Australia inflation data for Q3 follows New Zealand’s lead, with lower price pressures likely to allow RBA to start easing soon. Headline CPI rose 3.6% y/y in Australia, right at consensus. However, trimmed mean inflation was much lower than expected at 2.3% y/y vs. consensus of 2.7% y/y and a downwardly revised Q2 gain of 2.6% y/y. Report comes just ahead of the RBA meeting November 1. Prior to the CPI data, consensus was for rates to be kept steady at 4.75% then but have now tilted to a 25 bp rate cut after the CPI data. Note that the OIS market is pricing in up to 125 bp of easing over the next 12 months. While some easing is likely, we think that 125 bp overstates the case for easing. Interestingly, New Zealand reported softer than expected Q3 inflation data too (4.6% y/y vs. 4.9% consensus and 5.3% actual in Q2) and yet the market is pricing in 25-50 bp of tightening by RBNZ over the next 12 months. This reflects expectations that the RBNZ will take back its emergency post-earthquake 50 bp rate cut, but this will depend on external developments too. RBNZ meets tonight, and is widely expected to keep rates steady at 2.5%.

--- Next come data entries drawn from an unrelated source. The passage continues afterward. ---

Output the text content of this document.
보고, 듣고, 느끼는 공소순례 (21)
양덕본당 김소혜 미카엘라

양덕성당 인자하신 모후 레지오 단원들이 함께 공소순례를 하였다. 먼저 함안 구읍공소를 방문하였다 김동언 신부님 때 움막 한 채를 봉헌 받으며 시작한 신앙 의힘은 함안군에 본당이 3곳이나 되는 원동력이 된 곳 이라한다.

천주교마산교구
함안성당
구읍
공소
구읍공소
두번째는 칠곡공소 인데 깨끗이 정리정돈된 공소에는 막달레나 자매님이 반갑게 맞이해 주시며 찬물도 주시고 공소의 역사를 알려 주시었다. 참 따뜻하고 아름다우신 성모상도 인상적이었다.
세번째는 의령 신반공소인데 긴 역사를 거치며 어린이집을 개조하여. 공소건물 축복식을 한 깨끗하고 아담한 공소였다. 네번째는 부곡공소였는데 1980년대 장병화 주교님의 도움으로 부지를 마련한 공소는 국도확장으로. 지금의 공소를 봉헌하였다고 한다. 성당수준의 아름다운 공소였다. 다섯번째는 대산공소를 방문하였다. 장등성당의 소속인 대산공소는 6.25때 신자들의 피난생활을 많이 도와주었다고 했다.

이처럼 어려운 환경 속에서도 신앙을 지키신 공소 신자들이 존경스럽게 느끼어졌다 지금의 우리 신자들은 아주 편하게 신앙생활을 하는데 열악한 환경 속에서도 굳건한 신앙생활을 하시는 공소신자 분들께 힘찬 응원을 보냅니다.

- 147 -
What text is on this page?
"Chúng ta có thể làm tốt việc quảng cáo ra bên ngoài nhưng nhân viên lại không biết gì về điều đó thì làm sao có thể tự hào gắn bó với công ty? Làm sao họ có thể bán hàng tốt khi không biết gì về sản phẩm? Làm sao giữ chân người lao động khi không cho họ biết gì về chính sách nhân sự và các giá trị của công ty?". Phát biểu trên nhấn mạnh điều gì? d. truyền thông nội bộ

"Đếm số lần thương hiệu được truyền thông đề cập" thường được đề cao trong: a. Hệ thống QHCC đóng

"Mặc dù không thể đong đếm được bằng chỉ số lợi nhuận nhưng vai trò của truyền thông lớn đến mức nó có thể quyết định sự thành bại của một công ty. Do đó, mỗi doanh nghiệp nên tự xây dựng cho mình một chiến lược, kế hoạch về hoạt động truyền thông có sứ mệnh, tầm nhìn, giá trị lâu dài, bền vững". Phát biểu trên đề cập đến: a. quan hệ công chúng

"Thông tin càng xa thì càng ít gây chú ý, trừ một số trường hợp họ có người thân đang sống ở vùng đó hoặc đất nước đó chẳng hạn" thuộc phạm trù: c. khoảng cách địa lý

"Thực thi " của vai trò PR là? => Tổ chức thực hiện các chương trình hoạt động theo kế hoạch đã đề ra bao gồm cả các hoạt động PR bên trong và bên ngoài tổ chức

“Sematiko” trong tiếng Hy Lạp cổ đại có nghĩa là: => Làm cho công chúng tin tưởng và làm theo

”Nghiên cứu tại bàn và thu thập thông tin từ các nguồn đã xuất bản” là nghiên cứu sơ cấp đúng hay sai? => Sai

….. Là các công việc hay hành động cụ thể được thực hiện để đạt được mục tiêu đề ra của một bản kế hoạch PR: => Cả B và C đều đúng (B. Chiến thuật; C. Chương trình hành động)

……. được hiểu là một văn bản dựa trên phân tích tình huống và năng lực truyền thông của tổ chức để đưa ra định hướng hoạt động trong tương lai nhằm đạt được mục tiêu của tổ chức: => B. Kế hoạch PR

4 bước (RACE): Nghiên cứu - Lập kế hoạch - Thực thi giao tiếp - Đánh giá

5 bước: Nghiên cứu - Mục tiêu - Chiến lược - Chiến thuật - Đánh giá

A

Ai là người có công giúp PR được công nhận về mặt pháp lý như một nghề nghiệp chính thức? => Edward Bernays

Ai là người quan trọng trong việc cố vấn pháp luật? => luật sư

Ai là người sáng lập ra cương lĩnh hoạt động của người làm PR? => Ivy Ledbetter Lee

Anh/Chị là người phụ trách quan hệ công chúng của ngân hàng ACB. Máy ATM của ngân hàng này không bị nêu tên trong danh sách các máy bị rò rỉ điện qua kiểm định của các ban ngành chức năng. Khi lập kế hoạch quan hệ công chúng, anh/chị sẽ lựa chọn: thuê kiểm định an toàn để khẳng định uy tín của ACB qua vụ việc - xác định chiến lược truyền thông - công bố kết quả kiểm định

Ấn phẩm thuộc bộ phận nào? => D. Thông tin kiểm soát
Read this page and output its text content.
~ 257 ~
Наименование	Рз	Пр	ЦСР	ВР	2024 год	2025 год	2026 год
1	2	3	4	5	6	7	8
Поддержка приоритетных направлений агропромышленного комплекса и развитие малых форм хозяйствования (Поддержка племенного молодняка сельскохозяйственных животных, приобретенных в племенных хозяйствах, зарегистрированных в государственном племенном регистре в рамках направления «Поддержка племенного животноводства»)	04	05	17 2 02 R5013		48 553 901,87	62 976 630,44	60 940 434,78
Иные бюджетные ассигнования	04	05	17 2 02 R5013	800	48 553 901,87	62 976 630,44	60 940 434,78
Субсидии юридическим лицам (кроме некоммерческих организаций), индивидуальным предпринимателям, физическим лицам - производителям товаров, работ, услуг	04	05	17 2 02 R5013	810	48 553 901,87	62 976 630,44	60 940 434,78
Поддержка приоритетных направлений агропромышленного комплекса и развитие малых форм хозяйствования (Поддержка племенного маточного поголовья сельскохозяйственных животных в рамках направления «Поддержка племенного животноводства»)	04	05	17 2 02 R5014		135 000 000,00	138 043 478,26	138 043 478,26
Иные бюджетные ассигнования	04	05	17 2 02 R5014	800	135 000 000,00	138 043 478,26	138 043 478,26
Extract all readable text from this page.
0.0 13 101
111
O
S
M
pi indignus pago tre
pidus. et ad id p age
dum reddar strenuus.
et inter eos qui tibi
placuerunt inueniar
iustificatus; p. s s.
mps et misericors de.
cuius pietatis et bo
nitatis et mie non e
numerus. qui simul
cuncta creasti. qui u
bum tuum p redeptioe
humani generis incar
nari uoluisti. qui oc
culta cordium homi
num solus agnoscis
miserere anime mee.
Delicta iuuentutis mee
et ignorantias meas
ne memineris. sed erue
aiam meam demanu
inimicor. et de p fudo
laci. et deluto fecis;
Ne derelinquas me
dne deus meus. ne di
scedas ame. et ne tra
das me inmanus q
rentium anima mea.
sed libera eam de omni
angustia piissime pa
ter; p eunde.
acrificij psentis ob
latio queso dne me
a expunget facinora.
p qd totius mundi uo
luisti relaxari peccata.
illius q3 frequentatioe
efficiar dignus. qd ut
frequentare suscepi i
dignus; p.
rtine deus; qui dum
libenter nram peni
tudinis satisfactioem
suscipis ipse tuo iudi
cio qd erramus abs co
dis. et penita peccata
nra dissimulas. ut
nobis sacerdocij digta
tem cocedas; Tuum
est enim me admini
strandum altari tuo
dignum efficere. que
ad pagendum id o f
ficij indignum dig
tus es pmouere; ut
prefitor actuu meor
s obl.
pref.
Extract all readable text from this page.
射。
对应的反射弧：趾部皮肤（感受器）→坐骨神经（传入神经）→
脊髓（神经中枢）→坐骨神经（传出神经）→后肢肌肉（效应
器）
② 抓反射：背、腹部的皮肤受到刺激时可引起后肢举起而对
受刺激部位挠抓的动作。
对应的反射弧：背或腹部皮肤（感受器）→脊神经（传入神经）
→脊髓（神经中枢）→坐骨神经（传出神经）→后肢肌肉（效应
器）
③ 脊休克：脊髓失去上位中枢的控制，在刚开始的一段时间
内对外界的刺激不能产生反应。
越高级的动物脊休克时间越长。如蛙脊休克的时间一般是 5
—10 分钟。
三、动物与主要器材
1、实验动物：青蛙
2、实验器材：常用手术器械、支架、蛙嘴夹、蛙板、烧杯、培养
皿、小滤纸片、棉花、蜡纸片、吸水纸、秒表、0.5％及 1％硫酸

In the EM space today, the Turkish lira is the standout after the central bank did not hold a regular 1-week repo auction, effectively forcing banks to borrow at the much higher overnight rate that it hiked last week. Governor Basci said that tightening has started, and the central bank also raised its inflation forecast for 2011 to 8.3% from 5.9%. We may finally be seeing the long-awaited return to orthodoxy in Turkey. While policy-maker credibility will take some time to restore, this is a much-needed first step and so for now, TRY is likely to play some catch-up when EM strengthens again. The bad news is that EM remains hostage to euro zone developments.